Nowdays, 35mm film is available among Mongolian filmmakers but young filmmakers usually make it by video format because of its low budget. This process is the same everywhere in the world and it causes enormous economic possibilties. By the last few years foreign films makers visited Mongolia to make films of all genres. For example, documentaries such as “About Mongolia” was with Julia Roberts, “Country of Dog” was co-directed by Peter,a belgian producer and Turmunkh in 1998, “The Story of Weeping Camel” was directed by Mongolian and Italian directors in 2004, “Chinggis Khan ”the documentary was directed and produced by BBC in summer 2005 and “Yellow Dog in Hell” was directed by Byambasuren and was awarded in International film festivals. Korea, China, Russia, Japan, Hong Kong, Belgium, Austria, Italy, German and France- filmmakers from all these countries are doing research work on Mongolia and started shooting documentaries and historical feature film about “Chinggis Khaan”. Local filmmakers, actors and actresses have more possibilities to make money by acting in these films and also learning to use latest technology from foreign colleagues and get some equipments and accessories on rent. Mongolia and the Chinggis Khan are attractive themes for foreign and local filmmakers. There is a hope that someone might make a big budgeted historical feature film about “Chinggis Khan” in Mongolia some day. It has to be mentioned that Mongolia has good opportunity to attract foreign filmmakers for low cost, security, nomadic lifestyle, good nature and extreme weather in four seasons. 
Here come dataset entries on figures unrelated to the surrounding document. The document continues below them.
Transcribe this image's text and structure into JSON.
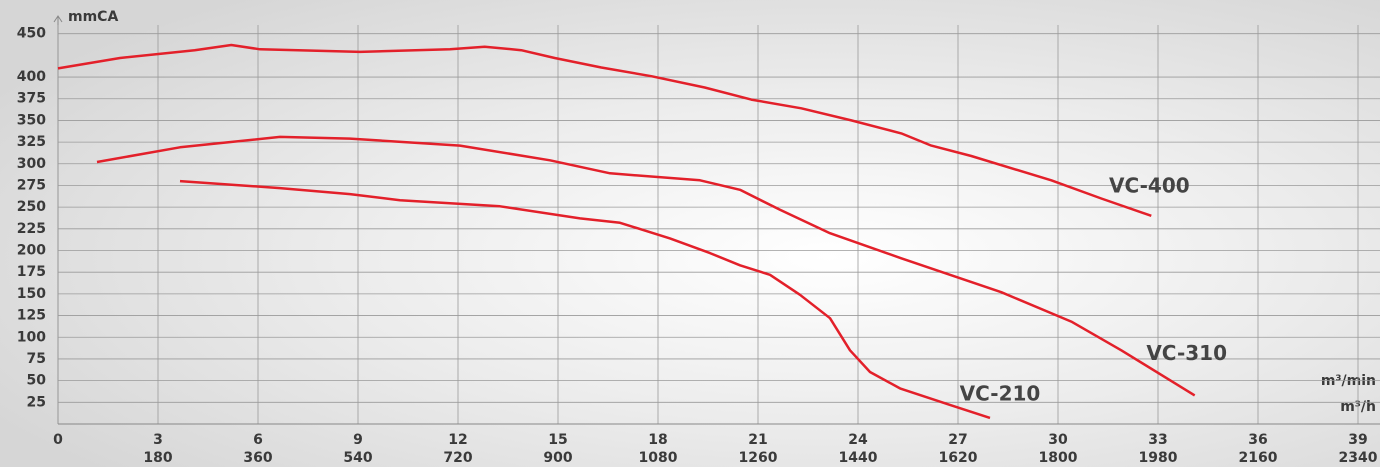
{
  "chart_data": {
    "type": "line",
    "y_label": "mmCA",
    "x_label": "m³/min",
    "x2_label": "m³/h",
    "xlim": [
      0,
      39
    ],
    "xticks": [
      0,
      3,
      6,
      9,
      12,
      15,
      18,
      21,
      24,
      27,
      30,
      33,
      36,
      39
    ],
    "x2ticks": [
      180,
      360,
      540,
      720,
      900,
      1080,
      1260,
      1440,
      1620,
      1800,
      1980,
      2160,
      2340
    ],
    "ylim": [
      0,
      460
    ],
    "yticks": [
      25,
      50,
      75,
      100,
      125,
      150,
      175,
      200,
      225,
      250,
      275,
      300,
      325,
      350,
      375,
      400,
      450
    ],
    "grid": true,
    "series": [
      {
        "name": "VC-400",
        "color": "#e3202a",
        "x": [
          0,
          1.86,
          4.1,
          5.2,
          6.06,
          9.06,
          11.76,
          12.8,
          13.9,
          14.9,
          16.3,
          17.8,
          19.4,
          20.8,
          22.3,
          23.8,
          25.3,
          26.2,
          27.4,
          29.8,
          31.3,
          32.8
        ],
        "values": [
          410,
          422,
          431,
          437,
          432,
          429,
          432,
          435,
          431,
          422,
          411,
          401,
          388,
          374,
          364,
          350,
          335,
          321,
          309,
          281,
          260,
          240
        ]
      },
      {
        "name": "VC-310",
        "color": "#e3202a",
        "x": [
          1.17,
          3.66,
          6.66,
          8.76,
          12.06,
          14.76,
          16.56,
          19.26,
          20.46,
          21.66,
          23.16,
          25.3,
          28.3,
          30.4,
          31.9,
          34.1
        ],
        "values": [
          302,
          319,
          331,
          329,
          321,
          304,
          289,
          281,
          270,
          247,
          220,
          191,
          152,
          118,
          85,
          33
        ]
      },
      {
        "name": "VC-210",
        "color": "#e3202a",
        "x": [
          3.66,
          6.66,
          8.76,
          10.26,
          13.26,
          15.66,
          16.86,
          18.36,
          19.56,
          20.46,
          21.36,
          22.26,
          23.16,
          23.76,
          24.36,
          25.26,
          26.76,
          27.96
        ],
        "values": [
          280,
          272,
          265,
          258,
          251,
          237,
          232,
          214,
          197,
          183,
          172,
          149,
          122,
          85,
          60,
          41,
          22,
          7
        ]
      }
    ]
  }
}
Mongolia has opened “Dolby” movie theatre that has three halls showing the latest famous films for local audience. Mongolia provides good opportunity for using modern digital technology to make films and attracts world famous film manufacturers, investment and cooperation to make films for the international film market. 

I finally say that prospects of Mongolian cinematography has bright future.

Erdenechuluun Zorigt

Born in 13 February 1968. Graduated from the University of  Moscow in 1991. Vice president of the Mongolian & Korean joint company “Ulaanbaatar Cinema” LLC.  President of the “New Century” Mongolian Film Association. Based in Ulaanbaatar, Mongolia.